Toronto Film Festivali’nde prömiyerini yapan, “Eve Dönüş”, film boyunca uğrayacağımız mekânlara hızlı bir bakış atarak başlıyor. Daha sonra kilisede karar kılan görüntü, içeri girerek üç çocuğunu da sahnede izleyen bir annenin haklı gururuna ortak ediyor bizi. Bu huzur dolu anlar ise çok sürmüyor. Ailenin bağımlı çocuğu Ben, rehabilite merkezinden henüz hazır olmamasına rağmen Noel için dönmüştür. Lakin bu dönüş, onu gördüğüne gerçekten de deliler gibi sevinen annesi Holly’i bile fazlasıyla tedirgin etmeye yetiyor.  Ailenin tedirginliği ve Ben’in utancı ve güven vermeyen hali öylesine yoğun bir hissiyat yaratıyor ki hiçbir şey bilmeyen biz seyircinin merak duygusunu kısa sürede ele geçiriyor film. Bu duygunun hemencecik kaybolduğunu söylemek de pek mümkün değil. Yirmi dört saatlik bir zaman zarfında geçen filmde Ben’in yalan söylediğini ve eve dönmesinin altında bir sebep yattığını düşündüren gizem duygusu, yavaş yavaş etkisini yitirse de geçmiş ile yüzleşme anları filmi sürüklemeye devam ediyor.

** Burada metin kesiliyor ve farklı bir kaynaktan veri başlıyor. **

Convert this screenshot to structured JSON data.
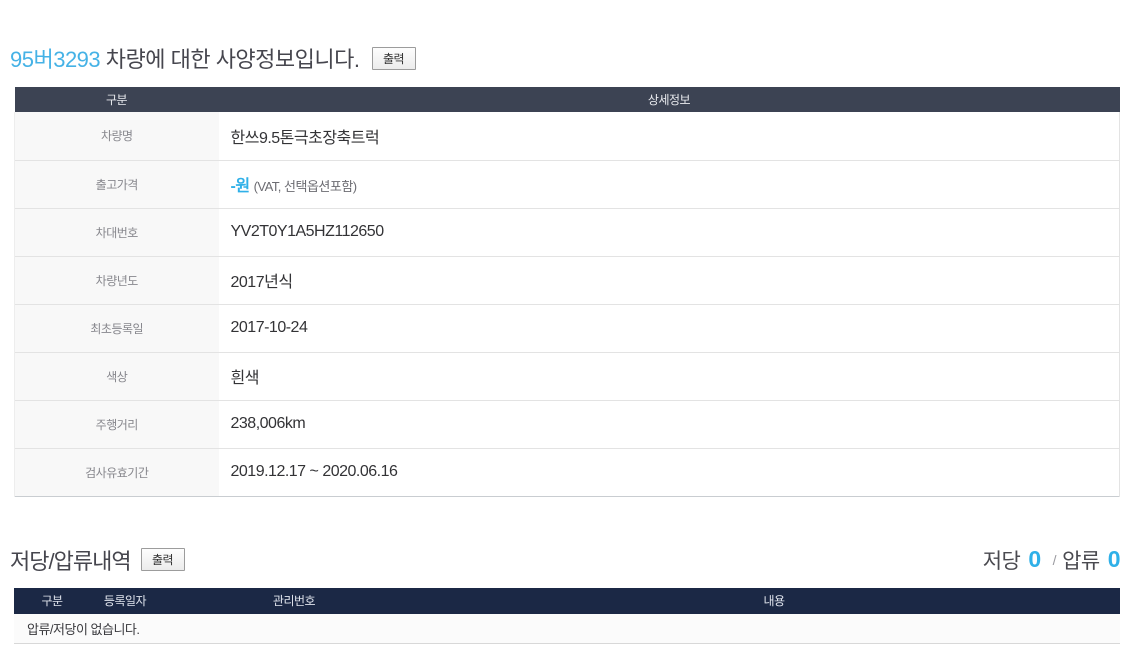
{
  "accent_color": "#2fb0e8",
  "header": {
    "plate": "95버3293",
    "title_rest": " 차량에 대한 사양정보입니다.",
    "print_label": "출력"
  },
  "spec_table": {
    "col_headers": [
      "구분",
      "상세정보"
    ],
    "rows": [
      {
        "label": "차량명",
        "value": "한쓰9.5톤극초장축트럭"
      },
      {
        "label": "출고가격",
        "value": "-원",
        "value_suffix": "(VAT, 선택옵션포함)"
      },
      {
        "label": "차대번호",
        "value": "YV2T0Y1A5HZ112650"
      },
      {
        "label": "차량년도",
        "value": "2017년식"
      },
      {
        "label": "최초등록일",
        "value": "2017-10-24"
      },
      {
        "label": "색상",
        "value": "흰색"
      },
      {
        "label": "주행거리",
        "value": "238,006km"
      },
      {
        "label": "검사유효기간",
        "value": "2019.12.17 ~ 2020.06.16"
      }
    ]
  },
  "lien_section": {
    "title": "저당/압류내역",
    "print_label": "출력",
    "summary": {
      "mortgage_label": "저당",
      "mortgage_count": "0",
      "separator": "/",
      "seizure_label": "압류",
      "seizure_count": "0"
    },
    "table": {
      "col_headers": [
        "구분",
        "등록일자",
        "관리번호",
        "내용"
      ],
      "empty_message": "압류/저당이 없습니다."
    }
  }
}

Noel arifesi olduğu için hep birlikte kiliseye giden ailenin, döndüklerinde evin diğer bireyi olan köpeğin kaybolduğunu fark etmesiyle film, bir yol hikâyesine evriliyor. Ponce’u aramak için yola düşen Holly ile Ben, geçmiş ile yüzleşmeye başlıyorlar. Her ne kadar ilk kısımda kucağımıza ufak tefek nüveler koyulmuş olsa da asıl hikâyeyi bu yolculuk esnasında öğreniyoruz. Üstelik şu işe bakın ki; biz seyirci ile birlikte Holly de birçok şeyi yeni öğrenmektedir. Ben için ise bu bir gecelik yolculuk tüm bağımlılık hayatının bir özetidir. Ben, adeta terapisti tarafından hipnoz edilerek bilinçaltına inilen bir hasta gibidir. Hatırlamaktan korktuğu her şeyle yüzleşir Ben. Yaptıklarının sonuçlarından daha da tiksinir, neden olduğu şeylerin sorumluluğunu ise ilk defa üstlenir. Ben, saatler içerisinde adeta olgunlaşır.


Bu tek gecelik yolculuk sırasında çizilen Amerika panoraması ise içler acısıdır. Opioid’leri satan ama aşırı doza karşı etkili Naloxone gibi acil müdahale ilaçlarını satmayan eczanelerden tut da bağımlılık yapan ilaçları pervasızca yazan doktorlara, öğrencisine cinsel istismarda bulunan öğretmenlere ve en acısı da şehrin bir tarafına itelenmiş, görmezden gelinen bağımlılara kadar uzanıyor görüntü.  Tüm bunlar karşısında Holly kimi zaman kusarak kimi zaman ağlayarak kimi zaman da “Şikâyet ediyorum!” diye avazı çıktığı kadar bağırarak dayanmaya çalışıyor yaşadıklarına. Son olarak elinden geldiğince birçok şeye dokunmayı ihmal etmeyen filmin oldukça kusursuz bir kadın karakter yarattığını da belirtmeden geçmemek gerek. Holly’nin son karedeki Ben’e bakışı ise filmin başındaki kilisedeki bakışından çok farklıdır belki. Ama ne bir utanç ne de pişmanlık barındırmaz tüm yaşananlara ve yaşanacaklara rağmen. Zira sevgi tam da böyle bir şey değil midir?

Bu yazı ilk olarak 2019 yılı Nisan sayısında "Sinema Se7en"da yayınlanmıştır.